À la Bellevilloise, me dit-on, le bel Antonin, qui ne recule devant rien pour porter haut les couleurs du vin nu, a convoqué une star du barreau, j’ai nommé Me Morain, qui râle un peu parce qu’on a exilé son Palais du côté de la porte de Clichy, pourquoi pas dans une banlieue pourrie, pour être l’avocat commis d’office à la défense du vin dénommé nature.
Je ne sais qui fut le juge qui mena l’instruction, ni si ce sont les fins limiers de la PJ qui ont enquêté sur cet épineux dossier, a-t-on placé sur écoutes les plus enragés des vignerons, a-t-on filé la poignée de cavistes alternatifs dealers de cette drogue douce, je ne sais, mais mon petit doigt me dit, que l’Antonin a veillé pour que le dossier à charge soit aussi fin que le papier à cigarettes OCB, sigle de Odet-Cascadec-Bolloré.
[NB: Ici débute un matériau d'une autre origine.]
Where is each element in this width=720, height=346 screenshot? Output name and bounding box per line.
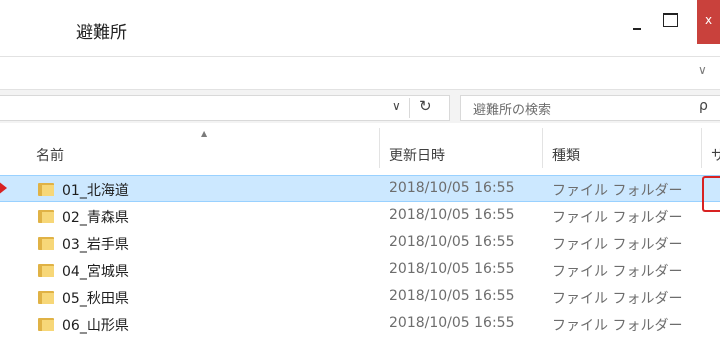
file-row[interactable]: 06_山形県 2018/10/05 16:55 ファイル フォルダー xyxy=(0,311,720,338)
sort-ascending-icon: ▲ xyxy=(201,129,208,138)
file-type: ファイル フォルダー xyxy=(552,210,683,226)
file-name: 03_岩手県 xyxy=(62,237,129,253)
file-date: 2018/10/05 16:55 xyxy=(389,180,515,196)
file-type: ファイル フォルダー xyxy=(552,237,683,253)
minimize-button[interactable] xyxy=(631,18,645,32)
file-date: 2018/10/05 16:55 xyxy=(389,261,515,277)
column-name[interactable]: 名前 xyxy=(36,145,64,165)
window-title: 避難所 xyxy=(76,23,127,43)
column-size[interactable]: サ xyxy=(711,145,720,165)
folder-icon xyxy=(38,182,54,196)
annotation-highlight-box xyxy=(702,176,720,212)
file-date: 2018/10/05 16:55 xyxy=(389,207,515,223)
column-type[interactable]: 種類 xyxy=(552,145,580,165)
ribbon-area: ∨ xyxy=(0,56,720,89)
address-bar[interactable]: ∨ ↻ xyxy=(0,95,450,121)
title-bar: 避難所 x xyxy=(0,0,720,56)
annotation-arrow-icon xyxy=(0,181,7,195)
file-type: ファイル フォルダー xyxy=(552,183,683,199)
search-box[interactable]: 避難所の検索 ρ xyxy=(460,95,720,121)
file-row[interactable]: 04_宮城県 2018/10/05 16:55 ファイル フォルダー xyxy=(0,257,720,284)
refresh-icon[interactable]: ↻ xyxy=(419,97,432,115)
maximize-button[interactable] xyxy=(663,13,678,27)
folder-icon xyxy=(38,290,54,304)
file-row[interactable]: 05_秋田県 2018/10/05 16:55 ファイル フォルダー xyxy=(0,284,720,311)
file-type: ファイル フォルダー xyxy=(552,318,683,334)
folder-icon xyxy=(38,317,54,331)
chevron-down-icon[interactable]: ∨ xyxy=(698,63,707,77)
navigation-toolbar: ∨ ↻ 避難所の検索 ρ xyxy=(0,89,720,124)
file-name: 06_山形県 xyxy=(62,318,129,334)
file-row[interactable]: 03_岩手県 2018/10/05 16:55 ファイル フォルダー xyxy=(0,230,720,257)
column-divider[interactable] xyxy=(542,128,543,168)
file-name: 04_宮城県 xyxy=(62,264,129,280)
address-separator xyxy=(409,98,410,118)
column-date-modified[interactable]: 更新日時 xyxy=(389,145,445,165)
search-icon[interactable]: ρ xyxy=(699,98,708,114)
file-name: 02_青森県 xyxy=(62,210,129,226)
column-divider[interactable] xyxy=(379,128,380,168)
file-row[interactable]: 02_青森県 2018/10/05 16:55 ファイル フォルダー xyxy=(0,203,720,230)
file-date: 2018/10/05 16:55 xyxy=(389,315,515,331)
file-type: ファイル フォルダー xyxy=(552,291,683,307)
file-type: ファイル フォルダー xyxy=(552,264,683,280)
search-input[interactable]: 避難所の検索 xyxy=(473,99,551,118)
file-row[interactable]: 01_北海道 2018/10/05 16:55 ファイル フォルダー xyxy=(0,175,720,202)
column-divider[interactable] xyxy=(701,128,702,168)
file-date: 2018/10/05 16:55 xyxy=(389,288,515,304)
folder-icon xyxy=(38,263,54,277)
column-header: ▲ 名前 更新日時 種類 サ xyxy=(0,123,720,173)
address-dropdown-icon[interactable]: ∨ xyxy=(392,99,401,113)
file-name: 05_秋田県 xyxy=(62,291,129,307)
file-name: 01_北海道 xyxy=(62,183,129,199)
folder-icon xyxy=(38,236,54,250)
close-button[interactable]: x xyxy=(697,0,720,44)
folder-icon xyxy=(38,209,54,223)
file-date: 2018/10/05 16:55 xyxy=(389,234,515,250)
Face à ce futur déni de justice, en dépit de ma nullité : j’ignore tout du code de procédure pénale, alors que Me Morain en est le Paganini, j’ai décidé de me draper dans l’hermine du procureur, de me lover dans la peau de Fouquier-Tinville, de me la péter grave comme Philippe Bilger, d’arborer ma belle lignée de décorations, pensez-donc commandeur du Mérite Agricole, et je n’ose citer les autres médailles de peur de me faire vilipender par les groupies du vin nu.
N’écoutant que mon courage, en dépit de mon thorax fracassé, je me dresserai face à cette parodie de procès pour tailler en pièces celles et ceux qui chantent les vertus du vin qui pue.
C’est mon côté minoritaire, rocardien non révisé qui remonte à la surface, ce parler vrai qui a valu à l’hamster jovial de n’être qu’un éternel candidat à la fonction suprême, je monte au front avec mon ridicule chassepot.
Quand allez-vous arrêter de faire chier, avec vos breuvages indignes de la France profonde des terroirs, ces bons gaulois qui s’échinent à pulvériser, à araser, à round-uper, à faire vivre toute une flopée de marchands du temple, à donner une belle typicité à leur jaja en le boostant à coups de poudre de perlimpinpin.
Ce n’est pas en faisant faire trempette à vos gonades poilues, en foulant de vos pieds mal lavés les grappes vendangées par des bobos en manque de nature, que vous tirerez la quintessence du vin.
Rangez vos minables mobylettes bleues, laissez la place aux escadrilles de Rafale qui font tomber un tas de blé dans le trésor public, allègent l’abyssale dette, font triompher sur tous les continents notre nectar national.
On s’en bat les couilles de votre pur jus de raisin fermenté, au nom de la liberté inscrite au fronton des mairies nous revendiquons le droit de nous jeter derrière la cravate de la colle de poisson, de la gélatine, de la poudre de tanins, du tartrate de calcium, du citrate de cuivre, des copeaux de chêne, des bouts de planche, de la résine de pin d’Alep, de l’acide lactique, du bisulfite d’ammonium, j’en passe et des plus crades.
Me Morain ne jetez pas le bébé avec l’eau du Bain, Alexandre bien sûr, l’insurgé de Pouilly fumé, qu’est-ce qu’il fume d’ailleurs, la moquette, certes vous avez terrassé, tel l’archange Gabriel, l’hydre de l’INAO, mais bordayl, ne nous faites pas chier, nous les bons Français, les héritiers du vieux maréchal pour qui la terre ne mentait jamais.
Franchement votre vin d’évier qui pue, qui sent la bouse de vache, la serpillière mal essorée, la souris, les pieds mal lavés, le bouiboui, vous n’allez pas nous en faire tout un fromage qui pue à la manière de ce gros tambour de Périco Légasse.
Vin de France mon cul !
Je sais bien que vous allez me rétorquer, même twitter, Terroirs outragés ! Terroirs brisés ! Terroirs martyrisés ! Mais terroirs libérés par une armée de va-nu-pieds !
À quoi bon m’époumonerais-je lors qu’il fait si beau dehors, que les filles sont belles, que l’amour me tend les bras ?
Comme je n’ai aucune chute à ce réquisitoire sans queue ni tête je vais de ce pas me payer un Pet’nat bien frais de derrière les fagots, dire merde à la reine d’Angleterre et Mélanchon qui fait la fête à Macron, brailler que les bourgeois plus ça devient vieux plus ça devient con…
Acquittez donc le vin nu je n’en ai rien à cirer !
Sitôt bu sitôt pissé, telle est ma devise !
Me Morain votre tâche est aisée, à vaincre sans péril on triomphe sans gloire.